LB Jerrell Freeman has over 100 tackles in four of his five seasons in the league despite missing 11 games over the last three seasons. His missed four games in 2016 due to a four-game suspension for failing a drug test for performance enhancing substances. Freeman didn’t record a sack last year. He has been one of the top linebackers in the league over the last two seasons. LB Danny Trevathan struggled with a right knee injury (torn patellar tendon) in his first season with Chicago leading to seven missed games. He projects to be a high-volume tackler with minimal value sacking the QB. LB Lamar Houston missed 14 games as well in 2016 due to a torn ACL, which was his second in three seasons. When healthy, Houston will add value in sacks with some strength against the run. LB Willie Young has 24 sacks over the last three years. He had minor knee surgery in the offseason. LB Leonard Floyd had seven sacks over 12 games in his rookie season after getting drafted in the first round. He missed a couple of games due to a calf injury and two games with neck and concussion issues. Floyd has elite upside as a pass rusher thanks to his electric first step and quickness. His speed works well in run pursuit. His only missing link is the strength needed to win the battles in the heat of combat at the line of scrimmage.
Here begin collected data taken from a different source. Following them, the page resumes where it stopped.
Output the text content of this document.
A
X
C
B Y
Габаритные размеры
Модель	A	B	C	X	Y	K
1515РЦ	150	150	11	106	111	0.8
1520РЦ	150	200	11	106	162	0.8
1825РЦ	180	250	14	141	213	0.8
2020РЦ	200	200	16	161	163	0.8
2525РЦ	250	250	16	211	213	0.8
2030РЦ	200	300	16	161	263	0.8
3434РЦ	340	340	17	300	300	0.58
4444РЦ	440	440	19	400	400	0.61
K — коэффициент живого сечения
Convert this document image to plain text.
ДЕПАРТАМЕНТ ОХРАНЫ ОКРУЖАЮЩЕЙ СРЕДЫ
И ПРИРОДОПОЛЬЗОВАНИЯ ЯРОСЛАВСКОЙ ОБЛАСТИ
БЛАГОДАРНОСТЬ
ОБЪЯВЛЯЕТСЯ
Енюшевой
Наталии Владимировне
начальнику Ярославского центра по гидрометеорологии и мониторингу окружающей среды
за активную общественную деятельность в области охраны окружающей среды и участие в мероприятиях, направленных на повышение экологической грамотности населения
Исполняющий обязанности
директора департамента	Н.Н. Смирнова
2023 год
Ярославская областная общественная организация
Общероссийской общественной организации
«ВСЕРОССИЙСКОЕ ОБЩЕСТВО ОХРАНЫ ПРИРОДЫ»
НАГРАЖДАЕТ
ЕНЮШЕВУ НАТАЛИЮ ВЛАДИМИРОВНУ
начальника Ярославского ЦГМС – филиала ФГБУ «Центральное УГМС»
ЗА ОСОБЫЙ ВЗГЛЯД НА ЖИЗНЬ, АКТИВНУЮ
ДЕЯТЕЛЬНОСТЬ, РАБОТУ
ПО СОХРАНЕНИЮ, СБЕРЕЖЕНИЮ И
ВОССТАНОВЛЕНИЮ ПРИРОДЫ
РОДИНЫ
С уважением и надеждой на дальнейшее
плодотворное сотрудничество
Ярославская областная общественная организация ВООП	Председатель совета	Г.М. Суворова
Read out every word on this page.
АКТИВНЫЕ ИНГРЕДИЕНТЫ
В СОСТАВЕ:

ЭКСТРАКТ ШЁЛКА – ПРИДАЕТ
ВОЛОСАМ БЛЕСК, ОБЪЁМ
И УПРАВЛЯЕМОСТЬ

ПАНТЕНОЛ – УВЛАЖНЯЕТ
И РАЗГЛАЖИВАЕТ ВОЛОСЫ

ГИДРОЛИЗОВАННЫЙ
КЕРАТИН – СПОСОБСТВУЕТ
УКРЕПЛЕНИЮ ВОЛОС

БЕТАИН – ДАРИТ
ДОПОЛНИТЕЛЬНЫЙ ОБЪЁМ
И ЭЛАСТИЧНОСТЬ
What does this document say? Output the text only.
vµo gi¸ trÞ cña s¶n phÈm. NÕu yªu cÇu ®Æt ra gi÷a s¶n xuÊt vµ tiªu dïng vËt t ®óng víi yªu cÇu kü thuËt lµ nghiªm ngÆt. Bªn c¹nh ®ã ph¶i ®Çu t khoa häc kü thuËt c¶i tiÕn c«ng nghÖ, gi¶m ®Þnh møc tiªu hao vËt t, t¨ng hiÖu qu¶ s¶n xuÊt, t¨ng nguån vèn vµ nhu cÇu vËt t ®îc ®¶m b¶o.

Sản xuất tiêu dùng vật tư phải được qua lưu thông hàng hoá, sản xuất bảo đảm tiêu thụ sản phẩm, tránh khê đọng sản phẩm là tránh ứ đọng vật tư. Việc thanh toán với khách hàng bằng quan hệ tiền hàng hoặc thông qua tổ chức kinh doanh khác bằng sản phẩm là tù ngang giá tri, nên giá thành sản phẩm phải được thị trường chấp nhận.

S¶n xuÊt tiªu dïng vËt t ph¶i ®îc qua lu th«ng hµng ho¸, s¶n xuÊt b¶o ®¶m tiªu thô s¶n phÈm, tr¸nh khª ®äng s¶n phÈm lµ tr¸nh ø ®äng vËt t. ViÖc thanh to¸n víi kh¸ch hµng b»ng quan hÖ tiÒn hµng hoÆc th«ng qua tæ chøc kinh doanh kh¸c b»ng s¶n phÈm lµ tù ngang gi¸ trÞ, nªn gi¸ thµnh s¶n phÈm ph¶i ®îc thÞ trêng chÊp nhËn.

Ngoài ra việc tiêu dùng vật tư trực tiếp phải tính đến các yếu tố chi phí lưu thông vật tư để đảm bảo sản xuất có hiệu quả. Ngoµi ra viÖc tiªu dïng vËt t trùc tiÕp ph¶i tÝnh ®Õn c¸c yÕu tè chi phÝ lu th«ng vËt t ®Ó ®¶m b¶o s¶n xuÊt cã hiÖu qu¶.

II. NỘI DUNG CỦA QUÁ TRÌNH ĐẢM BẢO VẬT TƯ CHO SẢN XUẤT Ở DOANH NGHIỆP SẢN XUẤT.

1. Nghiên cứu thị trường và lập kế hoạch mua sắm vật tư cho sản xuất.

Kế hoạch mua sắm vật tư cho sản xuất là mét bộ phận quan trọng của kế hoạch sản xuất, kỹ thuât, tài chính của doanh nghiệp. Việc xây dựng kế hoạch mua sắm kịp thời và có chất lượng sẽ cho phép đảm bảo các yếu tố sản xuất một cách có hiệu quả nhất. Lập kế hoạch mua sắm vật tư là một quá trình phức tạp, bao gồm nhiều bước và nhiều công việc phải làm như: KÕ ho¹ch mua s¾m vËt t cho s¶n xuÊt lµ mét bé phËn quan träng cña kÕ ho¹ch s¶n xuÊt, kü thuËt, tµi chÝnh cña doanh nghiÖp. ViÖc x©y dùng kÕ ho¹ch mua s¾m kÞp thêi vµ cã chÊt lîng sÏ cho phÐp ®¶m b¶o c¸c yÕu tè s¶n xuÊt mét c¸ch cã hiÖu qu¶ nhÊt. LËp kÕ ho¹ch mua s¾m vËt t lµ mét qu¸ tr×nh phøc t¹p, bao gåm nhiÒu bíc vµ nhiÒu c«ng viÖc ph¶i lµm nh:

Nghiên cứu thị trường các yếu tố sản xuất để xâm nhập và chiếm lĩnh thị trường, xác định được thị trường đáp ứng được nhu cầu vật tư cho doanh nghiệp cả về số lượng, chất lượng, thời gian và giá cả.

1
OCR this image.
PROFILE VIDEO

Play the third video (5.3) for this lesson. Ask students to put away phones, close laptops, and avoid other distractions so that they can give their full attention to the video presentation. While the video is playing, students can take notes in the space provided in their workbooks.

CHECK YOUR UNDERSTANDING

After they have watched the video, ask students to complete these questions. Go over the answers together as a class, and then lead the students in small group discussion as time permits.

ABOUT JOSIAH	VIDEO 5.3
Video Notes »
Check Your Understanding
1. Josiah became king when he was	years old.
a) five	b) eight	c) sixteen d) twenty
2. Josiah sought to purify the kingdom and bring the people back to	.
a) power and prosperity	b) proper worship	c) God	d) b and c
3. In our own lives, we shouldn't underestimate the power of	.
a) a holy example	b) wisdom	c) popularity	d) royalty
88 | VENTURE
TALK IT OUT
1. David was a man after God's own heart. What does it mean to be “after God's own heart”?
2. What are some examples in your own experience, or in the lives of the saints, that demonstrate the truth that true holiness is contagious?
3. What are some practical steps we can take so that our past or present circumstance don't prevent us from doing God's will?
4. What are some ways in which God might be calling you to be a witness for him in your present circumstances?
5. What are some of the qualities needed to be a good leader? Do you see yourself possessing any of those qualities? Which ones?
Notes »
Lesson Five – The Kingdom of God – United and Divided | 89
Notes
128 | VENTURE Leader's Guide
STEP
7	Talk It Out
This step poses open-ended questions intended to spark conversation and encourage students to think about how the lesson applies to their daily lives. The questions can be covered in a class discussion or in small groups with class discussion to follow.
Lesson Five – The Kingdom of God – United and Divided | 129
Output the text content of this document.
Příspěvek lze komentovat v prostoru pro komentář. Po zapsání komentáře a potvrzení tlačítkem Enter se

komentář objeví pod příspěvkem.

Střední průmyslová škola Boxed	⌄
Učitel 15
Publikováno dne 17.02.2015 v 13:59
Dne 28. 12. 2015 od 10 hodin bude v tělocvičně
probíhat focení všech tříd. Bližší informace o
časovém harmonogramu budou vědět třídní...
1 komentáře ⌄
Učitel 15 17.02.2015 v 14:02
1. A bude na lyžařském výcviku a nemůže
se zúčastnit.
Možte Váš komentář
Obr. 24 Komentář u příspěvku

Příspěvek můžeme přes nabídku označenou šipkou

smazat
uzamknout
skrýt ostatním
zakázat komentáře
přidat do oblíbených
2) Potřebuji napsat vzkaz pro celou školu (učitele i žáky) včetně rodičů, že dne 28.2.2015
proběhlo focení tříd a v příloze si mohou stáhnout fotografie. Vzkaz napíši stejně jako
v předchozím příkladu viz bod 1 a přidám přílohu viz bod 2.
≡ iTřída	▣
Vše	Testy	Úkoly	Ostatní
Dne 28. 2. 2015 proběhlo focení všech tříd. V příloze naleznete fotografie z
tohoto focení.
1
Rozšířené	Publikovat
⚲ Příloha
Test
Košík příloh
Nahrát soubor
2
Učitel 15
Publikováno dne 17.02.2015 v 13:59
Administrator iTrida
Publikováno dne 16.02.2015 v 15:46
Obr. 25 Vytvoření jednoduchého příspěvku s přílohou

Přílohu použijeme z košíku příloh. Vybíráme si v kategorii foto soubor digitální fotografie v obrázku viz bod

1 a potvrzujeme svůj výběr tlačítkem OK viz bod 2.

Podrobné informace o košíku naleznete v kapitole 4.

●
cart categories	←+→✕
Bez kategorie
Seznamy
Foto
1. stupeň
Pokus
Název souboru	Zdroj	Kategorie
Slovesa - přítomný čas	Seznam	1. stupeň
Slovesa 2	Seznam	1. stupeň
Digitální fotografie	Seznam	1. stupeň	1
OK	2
CB Prince Amukamara isn’t the player he once was with the Giants. He’s missed 13 games over the last three years while offering only a steady skill set with low value in creating turnovers. CB Kyle Fuller made fewer mistakes in his second year in the league after getting drafted in the first round in 2014, but he missed all of the 2016 season with a knee injury. Even with 10 months of recovery, he may not make the opening day roster and the Bears declined to pick up the fifth year of his contract. CB Marcus Cooper should earn the other starting job after playing well in 2016 with the Cardinals. Both of the starting safeties (Quinton Demps and Adrian Amos) grade as assets. Demps has 15 Ints over the last four seasons with improvement in his play over the last two years. 2016 was the best year of his career. Amos has outperformed his draft slot (5th round in 2015) with his best success coming in run support.
The defense has a couple of players with upside, but the roster tends to struggle with injuries. I don’t see one area of strength at any level, but there is enough talent to be competitive when healthy. May surprise in sacks in the right matchup. Only worth a ride in a couple of matchups during the year if playing well. Maybe Tarik Cohen adds value to the return game.